Баоса сидел на своем месте и оживленно беседовал с соседями. Увидев китайца в дверях, он по-юношески соскочил с нар, подбежал к нему.
— Здравствуй, здравствуй, У, проходи, будь гостем, — говорил он. — Агоака, подай трубку.
Баоса суетился как никогда, и это поразило торговца.
«Он помолодел, посвежел, — подумал он, разглядывая Баосу. — Вон какие тугие стали щеки, глаза не те, злобы нет в них. Тайга его омолаживает. Что это за тайга такая, почему оттуда эти охотники возвращаются такими бодрыми?»
— У тебя, старик, вижу, удачная охота была, — сказал торговец.
— Удачная или неудачная — это не твое дело, — отрезал Баоса.
— Я говорю это потому, что ты веселый, бодрый.
— Почему бы не быть бодрым, домой вернулся, потому радуюсь.
«А все же ты злой старик», — подумал У.
— Ты уже долги приехал собирать? Боишься, другие торговцы опередят?
— Не боюсь. Мои должники с другими торговцами дела не имеют.
— Говори это своим друзьям, я сам лучше тебя знаю.

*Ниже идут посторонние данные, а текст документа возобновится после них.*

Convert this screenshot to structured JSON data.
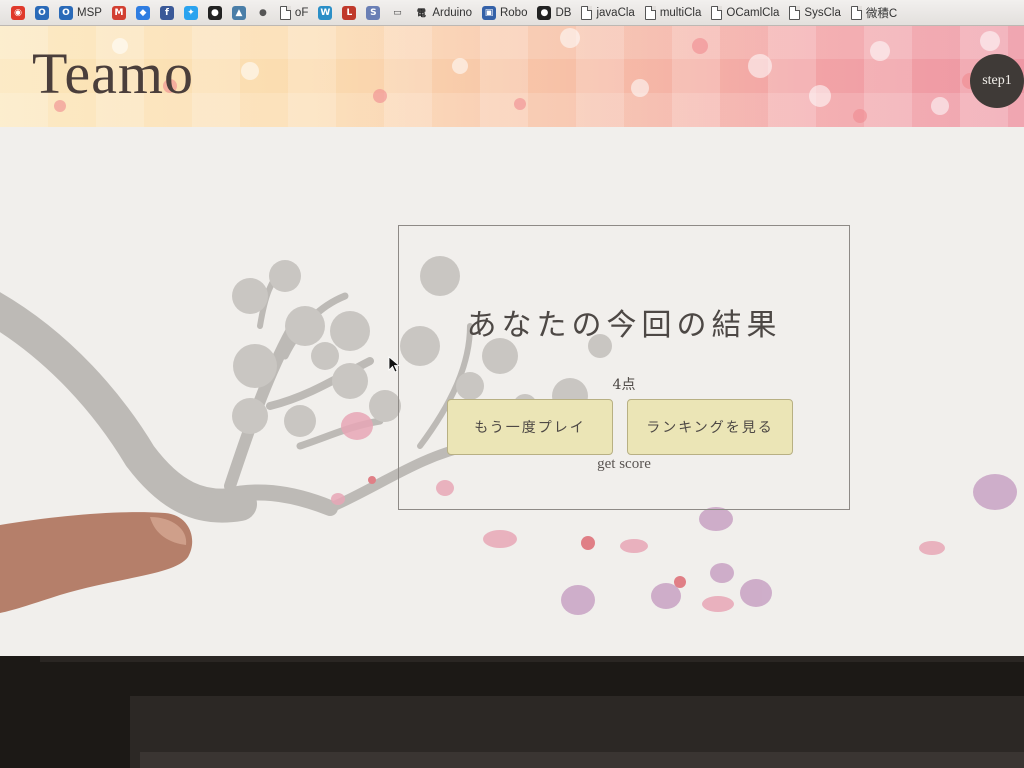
{
  "bookmarks": [
    {
      "label": "",
      "icon": "red-circle-icon",
      "color": "#e0392b"
    },
    {
      "label": "",
      "icon": "outlook-icon",
      "color": "#2a6ab8"
    },
    {
      "label": "MSP",
      "icon": "outlook-icon",
      "color": "#2a6ab8"
    },
    {
      "label": "",
      "icon": "gmail-icon",
      "color": "#d23f31"
    },
    {
      "label": "",
      "icon": "dropbox-icon",
      "color": "#2f7de1"
    },
    {
      "label": "",
      "icon": "facebook-icon",
      "color": "#3b5998"
    },
    {
      "label": "",
      "icon": "twitter-icon",
      "color": "#2aa3ef"
    },
    {
      "label": "",
      "icon": "github-icon",
      "color": "#222222"
    },
    {
      "label": "",
      "icon": "bookmark-icon",
      "color": "#4a7ea8"
    },
    {
      "label": "",
      "icon": "apple-icon",
      "color": "#555555"
    },
    {
      "label": "oF",
      "icon": "document-icon",
      "color": "#ffffff"
    },
    {
      "label": "",
      "icon": "w-icon",
      "color": "#2b8fc7"
    },
    {
      "label": "",
      "icon": "lr-icon",
      "color": "#c0392b"
    },
    {
      "label": "",
      "icon": "script-icon",
      "color": "#6a7fb5"
    },
    {
      "label": "",
      "icon": "tv-icon",
      "color": "#444444"
    },
    {
      "label": "Arduino",
      "icon": "kanji-icon",
      "color": "#222222"
    },
    {
      "label": "Robo",
      "icon": "windows-icon",
      "color": "#3461a8"
    },
    {
      "label": "DB",
      "icon": "github-icon",
      "color": "#222222"
    },
    {
      "label": "javaCla",
      "icon": "document-icon",
      "color": "#ffffff"
    },
    {
      "label": "multiCla",
      "icon": "document-icon",
      "color": "#ffffff"
    },
    {
      "label": "OCamlCla",
      "icon": "document-icon",
      "color": "#ffffff"
    },
    {
      "label": "SysCla",
      "icon": "document-icon",
      "color": "#ffffff"
    },
    {
      "label": "微積C",
      "icon": "document-icon",
      "color": "#ffffff"
    }
  ],
  "header": {
    "site_title": "Teamo",
    "step_badge": "step1"
  },
  "result": {
    "title": "あなたの今回の結果",
    "score": "4点",
    "replay_label": "もう一度プレイ",
    "ranking_label": "ランキングを見る",
    "score_caption": "get score"
  },
  "colors": {
    "page_bg": "#f1efec",
    "button_bg": "#ebe5b6",
    "badge_bg": "#3f3a37",
    "petal_pink": "#e3a3b4",
    "branch_gray": "#b9b6b3"
  }
}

— Ты хочешь напомнить о Пиапоне?
— Зачем напоминать? Он тебе ничего не должен.
— Как это ничего?
— Он сам у тебя что-нибудь брал? Скажи, брал?
— Нет, но он жил в большом доме…
— Я брал, я глава большого дома, я твой должник!
Китаец не ожидал такого выпада, он сразу сообразил, что продолжать разговор ему невыгодно.
— Ты глава большого дома, но разве так гостей встречают? — спросил он с наигранной обидой. — Сколько я бывал в других домах, все хозяева гостеприимно, хорошо встречали меня.
— Гостям я всегда рад и встречать их умею, но ты хитрый гость, всегда у тебя в мыслях одни долги да шкурки соболей.
— Сейчас я к тебе зашел проведать о здоровье, поздравить с возвращением.
— Как видишь, жив-здоров вернулся. Эй, женщины, скоро еда будет?
«Выходит, Пиапон взял верх над отцом, — размышлял торговец. — Баоса сам будет платить долг большого дома. И за Пиапона будет платить. Но как же Пиапона наказать?»
Женщины возле очага готовили талу из муксуна, белая волокнистая, мелко накрошенная рыба горками возвышалась в чашках.
— Говорю я тебе, что картошка, которую русские привозили, была рассыпчатая и какого-то непонятного вкуса, — твердила одна из резчиц.
— «Рассыпчатая», какая там рассыпчатая? — возразила другая.
— С какого времени твой язык не стал отличать сладкое от горького? — спросила третья.
— Правда, сладкая была, — сказала Исоака, — очень даже сладкая.